Still, that’s enough to get the job done when you see the stock’s yield of 3.7%. And that’s before factoring in the acceleration set to play out. Plus, the payout ratio is 69%, based on adjusted EPS guidance at the midpoint for FY 2022. That’s quite reasonable for a utility.
This strikes me as a suitable idea for a defensive investor looking to sleep well at night. It’s not the cheapest stock. It doesn’t offer the highest yield or the highest growth rate. Instead, I just see a nice balance across the board. And you’re talking about a business model that is very stable and defensive.
Meantime, the valuation that’s in place is reflecting the NiSource that’s grown at a slower rate, not the NiSource that could be growing a lot faster over the coming years. We’ll have a full analysis and valuation video coming out soon on this utility, and that video will show why the business is potentially worth just over $31/share. The stock is currently priced at about $27. Not a bad spread there.
My fifth dividend growth stock pick for March 2023 is Truist Financial (TFC).
Truist is an American bank holding company. This is one of the largest commercial banks in the US. As I noted earlier, the banking business model is one of my favorite business models. But there are two things that differentiate Truist.
First, their geographic footprint – Truist is mostly focused on the Southeastern US. Their biggest market by deposits is Florida, which is one of the fastest-growing states in the US. Second, they have a fairly significant insurance brokerage business housed inside of the company. I think those two factors have helped growth. Truist has compounded its revenue at an annual rate of 10.6% and its EPS at an annual rate of 8.1% over the last decade.
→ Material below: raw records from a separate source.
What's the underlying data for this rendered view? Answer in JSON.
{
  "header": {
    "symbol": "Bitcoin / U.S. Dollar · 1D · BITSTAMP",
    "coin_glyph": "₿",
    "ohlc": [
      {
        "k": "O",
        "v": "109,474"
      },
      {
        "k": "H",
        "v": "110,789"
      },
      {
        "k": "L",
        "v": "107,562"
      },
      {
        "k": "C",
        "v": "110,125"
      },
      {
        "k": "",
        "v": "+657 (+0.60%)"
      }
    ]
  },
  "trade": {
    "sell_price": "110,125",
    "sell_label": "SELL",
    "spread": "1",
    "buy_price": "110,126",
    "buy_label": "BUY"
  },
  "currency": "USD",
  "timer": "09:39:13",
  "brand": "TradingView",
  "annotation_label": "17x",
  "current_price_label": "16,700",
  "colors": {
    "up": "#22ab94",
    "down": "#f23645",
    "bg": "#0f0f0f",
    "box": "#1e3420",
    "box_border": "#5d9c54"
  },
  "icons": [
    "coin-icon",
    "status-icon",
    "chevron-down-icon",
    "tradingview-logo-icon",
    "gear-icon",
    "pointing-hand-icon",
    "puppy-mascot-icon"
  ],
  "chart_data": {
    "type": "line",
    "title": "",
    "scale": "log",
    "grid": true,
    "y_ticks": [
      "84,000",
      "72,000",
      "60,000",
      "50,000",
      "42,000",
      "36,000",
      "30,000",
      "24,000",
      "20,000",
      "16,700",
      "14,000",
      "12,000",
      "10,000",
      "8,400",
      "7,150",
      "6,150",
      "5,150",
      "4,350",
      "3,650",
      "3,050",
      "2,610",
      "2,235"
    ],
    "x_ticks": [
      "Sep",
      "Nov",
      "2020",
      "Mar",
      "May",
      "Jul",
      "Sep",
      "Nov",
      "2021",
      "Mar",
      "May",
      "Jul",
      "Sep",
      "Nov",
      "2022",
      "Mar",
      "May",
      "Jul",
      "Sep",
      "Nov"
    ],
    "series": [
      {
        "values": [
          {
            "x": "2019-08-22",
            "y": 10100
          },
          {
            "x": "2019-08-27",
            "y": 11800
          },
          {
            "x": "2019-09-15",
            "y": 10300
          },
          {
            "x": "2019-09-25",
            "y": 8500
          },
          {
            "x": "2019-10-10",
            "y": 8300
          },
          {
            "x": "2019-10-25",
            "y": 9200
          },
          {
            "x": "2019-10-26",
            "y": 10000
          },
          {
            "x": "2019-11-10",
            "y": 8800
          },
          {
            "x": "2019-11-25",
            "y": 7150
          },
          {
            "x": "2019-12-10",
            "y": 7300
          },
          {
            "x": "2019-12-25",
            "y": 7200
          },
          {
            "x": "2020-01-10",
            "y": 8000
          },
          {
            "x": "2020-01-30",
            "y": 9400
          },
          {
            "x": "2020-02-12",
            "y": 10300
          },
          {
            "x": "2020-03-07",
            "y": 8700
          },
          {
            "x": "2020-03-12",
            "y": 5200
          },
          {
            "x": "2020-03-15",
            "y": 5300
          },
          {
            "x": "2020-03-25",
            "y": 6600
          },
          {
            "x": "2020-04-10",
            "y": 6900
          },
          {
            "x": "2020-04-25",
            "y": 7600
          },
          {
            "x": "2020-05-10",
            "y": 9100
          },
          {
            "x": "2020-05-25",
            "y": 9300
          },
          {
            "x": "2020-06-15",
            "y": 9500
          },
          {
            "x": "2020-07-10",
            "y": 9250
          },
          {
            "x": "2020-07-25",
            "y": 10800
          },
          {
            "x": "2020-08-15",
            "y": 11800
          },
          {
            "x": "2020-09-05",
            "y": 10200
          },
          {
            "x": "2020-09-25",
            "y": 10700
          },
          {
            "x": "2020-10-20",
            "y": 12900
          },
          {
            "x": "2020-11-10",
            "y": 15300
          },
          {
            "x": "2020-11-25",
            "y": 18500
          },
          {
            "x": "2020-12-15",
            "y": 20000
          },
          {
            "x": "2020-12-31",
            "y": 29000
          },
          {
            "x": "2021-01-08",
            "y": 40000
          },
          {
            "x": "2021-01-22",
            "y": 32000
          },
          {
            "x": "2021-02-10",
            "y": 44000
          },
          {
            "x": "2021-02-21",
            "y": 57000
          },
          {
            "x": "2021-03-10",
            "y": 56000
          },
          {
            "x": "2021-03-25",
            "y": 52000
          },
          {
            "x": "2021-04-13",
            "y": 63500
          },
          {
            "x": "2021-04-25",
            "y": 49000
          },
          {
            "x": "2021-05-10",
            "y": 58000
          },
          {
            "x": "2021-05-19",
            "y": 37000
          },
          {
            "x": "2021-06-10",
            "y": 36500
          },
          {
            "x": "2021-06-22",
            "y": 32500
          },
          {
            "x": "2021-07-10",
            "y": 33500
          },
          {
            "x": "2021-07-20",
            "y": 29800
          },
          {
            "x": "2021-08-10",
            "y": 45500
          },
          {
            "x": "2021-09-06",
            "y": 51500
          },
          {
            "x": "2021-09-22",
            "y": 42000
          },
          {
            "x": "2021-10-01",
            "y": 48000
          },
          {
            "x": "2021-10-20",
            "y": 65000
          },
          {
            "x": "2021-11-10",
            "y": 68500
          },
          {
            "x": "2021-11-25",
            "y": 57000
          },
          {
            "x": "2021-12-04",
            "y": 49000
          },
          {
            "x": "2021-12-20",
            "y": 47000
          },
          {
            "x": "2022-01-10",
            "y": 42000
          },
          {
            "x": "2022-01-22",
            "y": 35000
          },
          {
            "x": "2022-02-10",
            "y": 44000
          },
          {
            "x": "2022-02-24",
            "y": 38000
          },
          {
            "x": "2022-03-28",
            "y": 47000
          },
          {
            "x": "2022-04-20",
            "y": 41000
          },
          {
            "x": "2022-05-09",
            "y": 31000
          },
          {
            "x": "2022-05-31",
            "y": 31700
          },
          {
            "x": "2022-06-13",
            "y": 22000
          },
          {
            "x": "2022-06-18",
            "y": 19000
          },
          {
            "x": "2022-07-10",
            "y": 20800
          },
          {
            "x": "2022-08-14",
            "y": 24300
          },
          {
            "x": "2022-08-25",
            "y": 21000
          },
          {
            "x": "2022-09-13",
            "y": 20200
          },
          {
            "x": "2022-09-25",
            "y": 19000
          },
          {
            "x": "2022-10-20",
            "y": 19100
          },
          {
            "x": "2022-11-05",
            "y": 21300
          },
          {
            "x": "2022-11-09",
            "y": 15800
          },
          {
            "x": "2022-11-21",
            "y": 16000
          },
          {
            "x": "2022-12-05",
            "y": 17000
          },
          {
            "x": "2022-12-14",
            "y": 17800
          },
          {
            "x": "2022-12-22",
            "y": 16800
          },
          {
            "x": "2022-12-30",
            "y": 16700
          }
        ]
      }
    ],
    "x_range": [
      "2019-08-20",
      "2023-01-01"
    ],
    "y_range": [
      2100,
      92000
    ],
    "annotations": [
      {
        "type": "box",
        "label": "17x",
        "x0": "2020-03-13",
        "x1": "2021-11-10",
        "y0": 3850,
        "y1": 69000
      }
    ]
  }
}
These dividend metrics are great. Check it out. The bank has increased its dividend for 12 consecutive years, with a 10-year DGR of 10.2%.
Along with that double-digit dividend growth, the stock offers a market-smashing 4.3% yield. That yield is in REIT territory. Wow. It’s not often you see a 4%+ yield and a 10%+ dividend growth rate paired together. And the payout ratio is a very healthy 47%, indicating a dividend that’s almost certainly headed a lot higher.
Truist flies under the radar. Despite the growth, the stock looks cheap. The P/E ratio is 11. That puts the PEG ratio at a bit over 1, based on the strong bottom-line growth rate. The P/B ratio is 1.2, which is on the low end for a quality bank like this.
In my view, Truist is low-hanging fruit. You get a nice yield, strong growth, and differentiating factors that set the bank up really well. And all of that comes in a package that looks reasonably valued. We’ll soon have a full video coming out that will analyze and value the bank, and that video will show why the estimate for intrinsic value comes out to slightly under $53/share.
The stock’s current pricing of $48 means there’s some decent upside. And you collect a 4%+ yield while you wait. If Truist isn’t on already on your shopping list, it should be.